The French Football Federation has understood this. All its employees awarded it the first prize for innovation during the innovation days at its training center in Clairefontaine. The technical direction of refereeing (DTA) had already made it a tool for training and performance in the context of the training of referees of league 1. Other French clubs such as Olympique Lyonnais and

Olympique de Marseille have integrated it into their training and are using it for performance, training and rehabilitation.
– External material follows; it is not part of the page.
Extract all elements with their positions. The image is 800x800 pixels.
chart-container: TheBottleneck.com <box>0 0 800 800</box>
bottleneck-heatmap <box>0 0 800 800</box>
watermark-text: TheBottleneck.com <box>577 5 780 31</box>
High speed decision making is one of the qualities required to exist in high level sport. It is therefore essential to develop this capacity as early as possible in an individual high level project.

Hélène DEFRANCE, world sailing champion and bronze medalist at the Rio Olympic Games, followed this perceptive-cognitive training throughout her preparation. We had established together the need to keep a level of concentration as high as possible throughout the competition and to be able to read the movements of the water, the sail, or the trajectory of the opponents in a context of permanent stress. (The heart rates of the 470 team members are close to their theoretical maximums during most of the competition). ) The NeuroTracker was therefore the ideal tool and the results obtained were just what we expected. Here is a video of Hélène de France during her consolidation phase on NeuroTracker.

Another example of training, but this time in high level tennis with Tan Harmony (French international player).

Tennis is also a sport in which decision making, anticipation and intuition are essential assets for performance. Balls can reach speeds of up to 200 km/h and the duration of matches requires athletes to maintain a high level of attention and focus for several hours. In this example the dual-task reproduces specific gestures of competition.

In addition to developing perceptual abilities, this training method has also become a way to evaluate the ability to process information on both the backhand and the forehand. For example, when this decision making is less efficient on the backhand than on the forehand, the positioning on the court in a game situation cannot be optimized. The athlete compensates and thus loses a considerable amount of time to capture and process information. The motor action is then delayed in its execution and it becomes more complex to position oneself correctly on the next shot.